The Australian Securities and Investments Commission (ASIC) identified that Bit Trade had provided these margin extensions, repayable in both digital and fiat currencies, without conducting a necessary target market determination since October 2021. The ruling pointed to a breach of design and distribution obligations and criticized the firm’s deficient compliance structure and profit-driven practices.

Victims collectively reported trading losses surpassing AU$5 million, with one visibly suffering a nearly AU$4 million setback. This marks the first penalty issued by ASIC for a breach of the target market determination requirements.

A U.S. district court in Los Angeles has mandated five individuals to collectively pay over $5 million for fraudulent activities that impacted 190 victims via a digital asset scheme, as stated by the Commodity Futures Trading Commission.

Operating under the name Icomtech, these individuals falsely promised substantial returns through Bitcoin trading from 2018 to 2019. Instead of delivering on these promises, the group absconded with investors’ funds, leaving many victims in precarious financial situations, regulators reported.

In a recent development, Polish police announced the arrest of Dmitry V., a former Russian cryptocurrency exchange operator sought in the United States on charges of fraud and money laundering. It is important to note that authorities in Poland withheld the suspect’s last name in compliance with privacy regulations.

Dmitry V. is linked to the now-defunct WEX exchange and was apprehended following a U.S. request for extradition. He faces serious allegations of involvement in financial crimes associated with one of the largest cryptocurrency platforms globally, risking a 20-year prison sentence if convicted, as per Polish law enforcement’s statements.

The WEX exchange, previously regarded as the largest in Russia, encountered a collapse in 2018 under allegations of misconduct.

In a recent filing with the U.S. Bankruptcy Court for the District of Delaware, FTX debtors have secured the recovery of over $14 million in political donations.
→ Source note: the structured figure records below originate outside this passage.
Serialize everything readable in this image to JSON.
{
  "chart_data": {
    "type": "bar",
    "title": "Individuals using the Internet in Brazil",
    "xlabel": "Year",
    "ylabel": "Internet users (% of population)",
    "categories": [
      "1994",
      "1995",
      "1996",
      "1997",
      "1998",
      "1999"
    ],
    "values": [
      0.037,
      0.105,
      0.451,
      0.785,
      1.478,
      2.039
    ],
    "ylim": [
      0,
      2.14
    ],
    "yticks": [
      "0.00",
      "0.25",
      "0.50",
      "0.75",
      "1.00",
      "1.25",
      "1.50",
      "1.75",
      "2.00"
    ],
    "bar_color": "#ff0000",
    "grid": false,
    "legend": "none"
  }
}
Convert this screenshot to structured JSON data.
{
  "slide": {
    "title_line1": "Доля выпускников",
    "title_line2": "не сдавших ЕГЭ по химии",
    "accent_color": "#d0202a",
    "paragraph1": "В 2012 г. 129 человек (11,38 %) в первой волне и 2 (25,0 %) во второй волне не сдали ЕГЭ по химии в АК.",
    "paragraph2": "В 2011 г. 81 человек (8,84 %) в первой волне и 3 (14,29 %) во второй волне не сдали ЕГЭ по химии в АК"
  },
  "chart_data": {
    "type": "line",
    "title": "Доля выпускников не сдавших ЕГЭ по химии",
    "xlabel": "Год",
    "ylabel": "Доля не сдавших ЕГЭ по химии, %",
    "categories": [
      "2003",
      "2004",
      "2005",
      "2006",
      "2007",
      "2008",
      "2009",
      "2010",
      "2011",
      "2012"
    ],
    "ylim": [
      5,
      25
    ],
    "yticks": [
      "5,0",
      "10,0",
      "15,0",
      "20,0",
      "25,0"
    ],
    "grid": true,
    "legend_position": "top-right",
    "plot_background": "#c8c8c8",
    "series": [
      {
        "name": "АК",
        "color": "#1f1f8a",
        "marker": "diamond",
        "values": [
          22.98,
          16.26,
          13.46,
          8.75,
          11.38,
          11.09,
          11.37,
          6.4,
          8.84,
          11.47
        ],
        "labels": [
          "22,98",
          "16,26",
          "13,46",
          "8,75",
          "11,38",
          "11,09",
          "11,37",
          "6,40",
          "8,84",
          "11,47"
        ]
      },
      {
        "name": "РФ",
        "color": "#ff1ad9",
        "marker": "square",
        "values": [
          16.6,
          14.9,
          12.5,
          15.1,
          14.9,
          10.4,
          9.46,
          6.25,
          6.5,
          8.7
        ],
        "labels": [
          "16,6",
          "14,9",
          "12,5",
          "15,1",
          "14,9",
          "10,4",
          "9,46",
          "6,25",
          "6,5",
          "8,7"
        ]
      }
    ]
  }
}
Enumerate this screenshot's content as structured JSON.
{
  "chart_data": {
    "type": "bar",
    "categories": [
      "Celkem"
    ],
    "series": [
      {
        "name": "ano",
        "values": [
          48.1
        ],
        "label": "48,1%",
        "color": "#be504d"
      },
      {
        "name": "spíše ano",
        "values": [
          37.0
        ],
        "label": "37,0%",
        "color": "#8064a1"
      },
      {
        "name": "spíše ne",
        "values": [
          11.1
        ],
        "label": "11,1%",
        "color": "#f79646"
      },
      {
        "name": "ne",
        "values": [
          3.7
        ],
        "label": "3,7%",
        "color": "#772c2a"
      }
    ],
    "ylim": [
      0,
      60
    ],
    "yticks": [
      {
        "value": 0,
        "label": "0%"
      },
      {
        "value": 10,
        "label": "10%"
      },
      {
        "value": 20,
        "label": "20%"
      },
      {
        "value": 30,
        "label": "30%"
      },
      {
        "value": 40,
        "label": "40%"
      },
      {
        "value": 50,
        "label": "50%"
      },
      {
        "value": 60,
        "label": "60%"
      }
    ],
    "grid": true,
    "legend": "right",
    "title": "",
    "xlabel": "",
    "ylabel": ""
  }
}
This recovery process targets funds allocated at the direction of former CEO Sam Bankman-Fried prior to FTX’s dramatic collapse in 2022 (See: FTX Founder Arrested in Bahamas).

Recovered amounts include $6 million from the Democratic House Majority PAC and $3 million from the Democratic Senate Majority PAC, along with smaller contributions from state Democratic organizations. U.S. authorities have previously accused Bankman-Fried of misusing customer deposits for political financing.

Following FTX’s Chapter 11 filing in November 2022, a reorganization plan authorized by a judge in October 2024 could allow for the repayment of 98% of user claims, potentially covering 119% of their original account values.

While Bankman-Fried faced no charges related to campaign financing, he was found guilty of fraud and money laundering in November and is currently serving a 25-year sentence. Co-founder Gary Wang and former engineering director Nishad Singh received no prison time after cooperating with law enforcement.

Report contributed by Anviksha More, Information Security Media Group, Mumbai, India.